Firefighters in the region were forced to divert three very large air tanker passes as they battled the blaze trying to keep it from reaching the town of Lucerne because the “hostile” men had not evacuated the area. All the three men involved in the incident were later released with citations, according to reports.
State officials on Monday said that the Mendocino Complex fire in California is the largest active wildfire in the state’s history as the blaze has rapidly spread and scorched 283,800 acres of land — an area nearly the size of Los Angeles.
The Mendocino Complex Fire, comprising of two fires in nearby areas, surpassed last year’s Thomas Fire in the region which was declared as the largest in state history in 2017.
Firefighters are currently battling blazes at 16 locations across the state as the hot weather, low humidity and strong winds are making their job tougher. Over 14,000 firefighters and hundreds of army personnel are involved in the firefighting efforts across the state.
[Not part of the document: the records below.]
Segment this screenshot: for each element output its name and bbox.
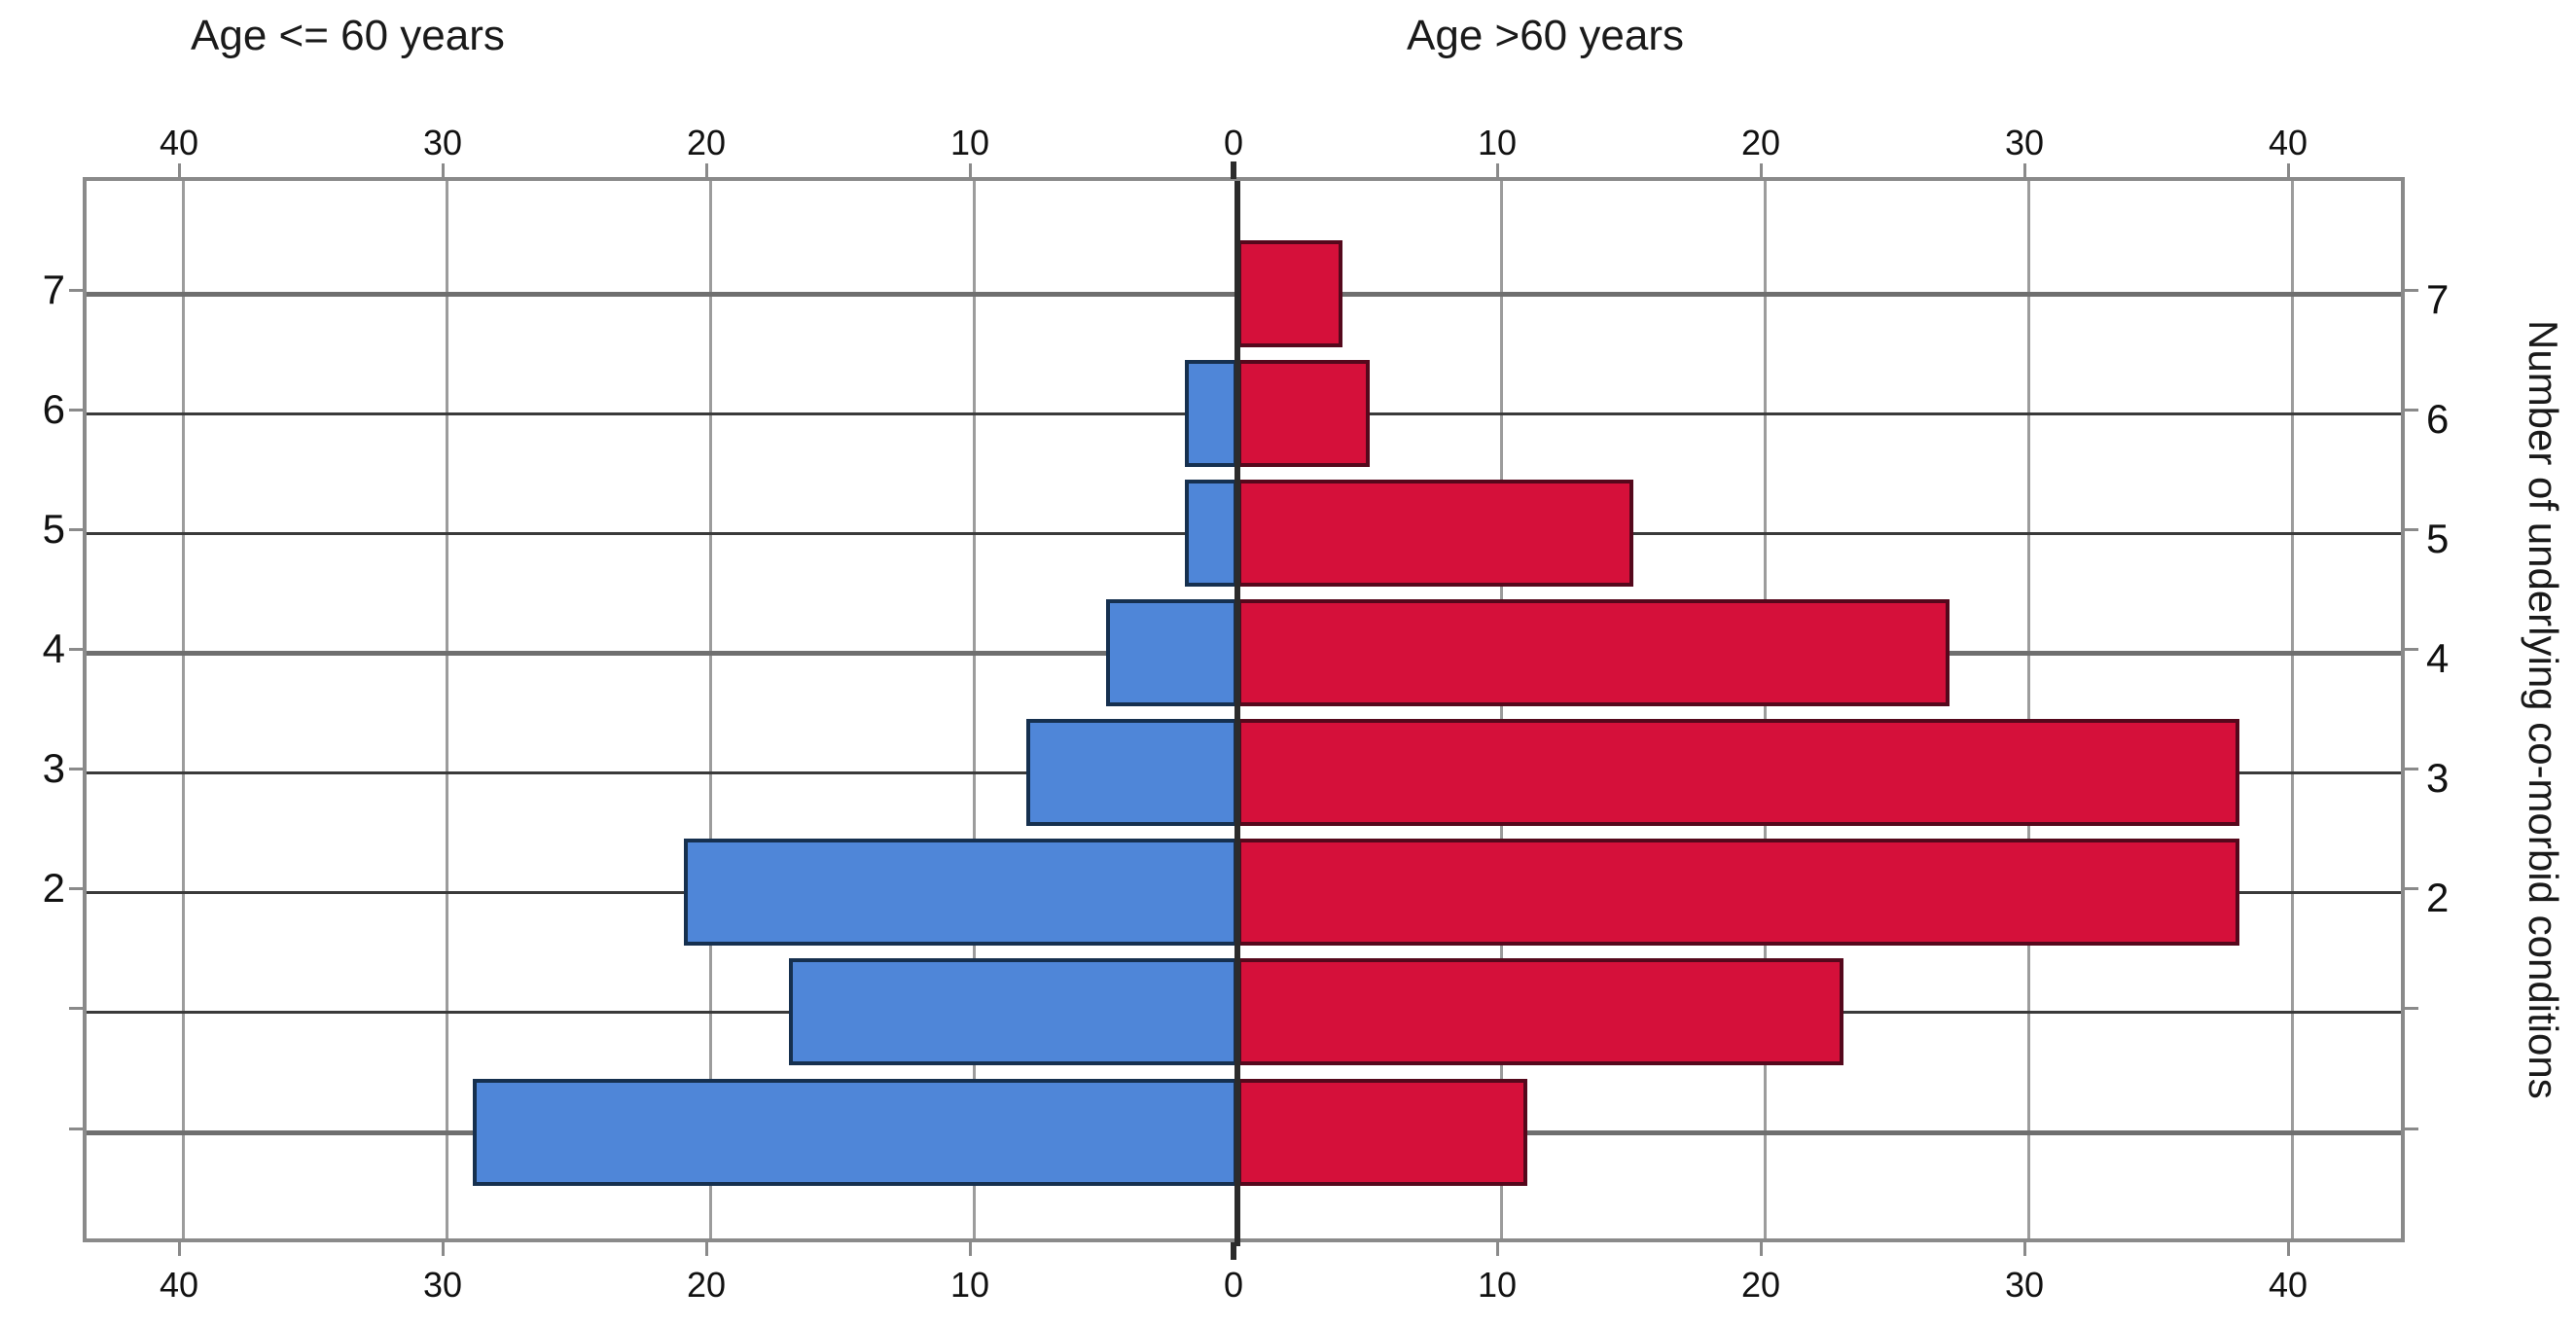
cat-tick-right-6	[2405, 408, 2418, 412]
axis-label-bottom-0: 40	[159, 1265, 199, 1305]
gridline-v-30-left	[445, 181, 448, 1238]
axis-tick-top-8	[2286, 163, 2290, 177]
cat-tick-left-7	[69, 288, 83, 292]
cat-label-left-6: 6	[42, 386, 65, 432]
axis-label-bottom-4: 0	[1223, 1265, 1244, 1305]
bar-right-cat-0	[1237, 1079, 1528, 1186]
cat-label-right-7: 7	[2426, 276, 2450, 322]
cat-label-left-3: 3	[42, 745, 65, 791]
cat-label-left-7: 7	[42, 267, 65, 312]
cat-tick-right-3	[2405, 767, 2418, 770]
bar-left-cat-2	[683, 839, 1237, 946]
axis-tick-bottom-5	[1495, 1242, 1499, 1256]
cat-label-right-6: 6	[2426, 396, 2450, 442]
axis-tick-bottom-8	[2286, 1242, 2290, 1256]
cat-tick-left-4	[69, 647, 83, 651]
axis-tick-top-0	[177, 163, 181, 177]
cat-label-left-4: 4	[42, 626, 65, 671]
gridline-v-20-right	[1763, 181, 1767, 1238]
cat-tick-left-6	[69, 408, 83, 412]
cat-tick-right-5	[2405, 527, 2418, 531]
bar-right-cat-5	[1237, 480, 1633, 587]
cat-label-right-3: 3	[2426, 755, 2450, 801]
gridline-v-40-right	[2290, 181, 2294, 1238]
axis-tick-top-4	[1231, 161, 1236, 179]
axis-tick-bottom-4	[1231, 1242, 1236, 1260]
axis-tick-bottom-3	[968, 1242, 972, 1256]
axis-label-top-6: 20	[1740, 123, 1781, 162]
axis-tick-bottom-0	[177, 1242, 181, 1256]
bar-right-cat-4	[1237, 599, 1950, 706]
axis-tick-bottom-2	[704, 1242, 708, 1256]
bar-right-cat-7	[1237, 240, 1343, 347]
cat-tick-right-0	[2405, 1127, 2418, 1130]
cat-tick-right-4	[2405, 647, 2418, 651]
bar-right-cat-3	[1237, 719, 2239, 826]
axis-tick-bottom-1	[441, 1242, 445, 1256]
cat-tick-left-2	[69, 886, 83, 890]
bar-right-cat-1	[1237, 958, 1844, 1065]
axis-tick-top-7	[2022, 163, 2026, 177]
cat-label-right-2: 2	[2426, 875, 2450, 920]
axis-tick-top-1	[441, 163, 445, 177]
cat-tick-left-1	[69, 1006, 83, 1010]
bar-left-cat-1	[789, 958, 1237, 1065]
right-series-title: Age >60 years	[1407, 12, 1684, 59]
axis-label-bottom-6: 20	[1740, 1265, 1781, 1305]
cat-label-right-4: 4	[2426, 635, 2450, 681]
axis-label-top-5: 10	[1477, 123, 1518, 162]
gridline-v-10-left	[972, 181, 976, 1238]
cat-tick-left-0	[69, 1127, 83, 1130]
cat-tick-left-3	[69, 767, 83, 770]
plot-area	[83, 177, 2405, 1246]
bar-right-cat-6	[1237, 360, 1370, 467]
bar-left-cat-3	[1026, 719, 1237, 826]
y-axis-title: Number of underlying co-morbid condition…	[2521, 320, 2566, 1099]
axis-tick-top-6	[1759, 163, 1763, 177]
bar-left-cat-4	[1105, 599, 1237, 706]
cat-label-left-2: 2	[42, 865, 65, 911]
axis-label-top-8: 40	[2268, 123, 2308, 162]
cat-tick-left-5	[69, 527, 83, 531]
gridline-v-40-left	[181, 181, 185, 1238]
axis-label-top-2: 20	[686, 123, 727, 162]
axis-label-top-7: 30	[2004, 123, 2045, 162]
axis-tick-top-2	[704, 163, 708, 177]
axis-label-bottom-1: 30	[422, 1265, 463, 1305]
bar-right-cat-2	[1237, 839, 2239, 946]
axis-tick-bottom-6	[1759, 1242, 1763, 1256]
bar-left-cat-0	[473, 1079, 1237, 1186]
axis-label-bottom-2: 20	[686, 1265, 727, 1305]
cat-label-right-5: 5	[2426, 516, 2450, 561]
axis-tick-top-5	[1495, 163, 1499, 177]
cat-tick-right-1	[2405, 1006, 2418, 1010]
axis-label-top-4: 0	[1223, 123, 1244, 162]
axis-label-bottom-8: 40	[2268, 1265, 2308, 1305]
zero-axis-line	[1234, 181, 1240, 1246]
gridline-v-20-left	[708, 181, 712, 1238]
axis-label-top-1: 30	[422, 123, 463, 162]
axis-label-bottom-7: 30	[2004, 1265, 2045, 1305]
bar-left-cat-5	[1184, 480, 1237, 587]
gridline-v-30-right	[2026, 181, 2030, 1238]
axis-label-bottom-3: 10	[949, 1265, 990, 1305]
axis-tick-top-3	[968, 163, 972, 177]
axis-label-top-0: 40	[159, 123, 199, 162]
axis-label-top-3: 10	[949, 123, 990, 162]
left-series-title: Age <= 60 years	[191, 12, 505, 59]
axis-label-bottom-5: 10	[1477, 1265, 1518, 1305]
axis-tick-bottom-7	[2022, 1242, 2026, 1256]
cat-label-left-5: 5	[42, 506, 65, 552]
cat-tick-right-2	[2405, 886, 2418, 890]
gridline-v-10-right	[1499, 181, 1503, 1238]
cat-tick-right-7	[2405, 288, 2418, 292]
bar-left-cat-6	[1184, 360, 1237, 467]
At least seven people have been killed in the deadly blaze till now in the northern region of California and the wildfires have destroyed over 1,000 homes.
National Weather Service meteorologist Brian Hurley had reportedly warned that it does not appear that the conditions will improve any time soon as temperatures as high as 43C are being forecast in some of the affected regions.
A deputy chief with the California Department of Forestry and Fire Protection (CalFire), Scott McLean, on Monday said that the wildfires this year are “extremely fast, extremely aggressive, extremely dangerous.”
“Look how big it got, just in a matter of days… Look how fast this Mendocino Complex went up in ranking. That doesn’t happen. That just doesn’t happen,” McLean said.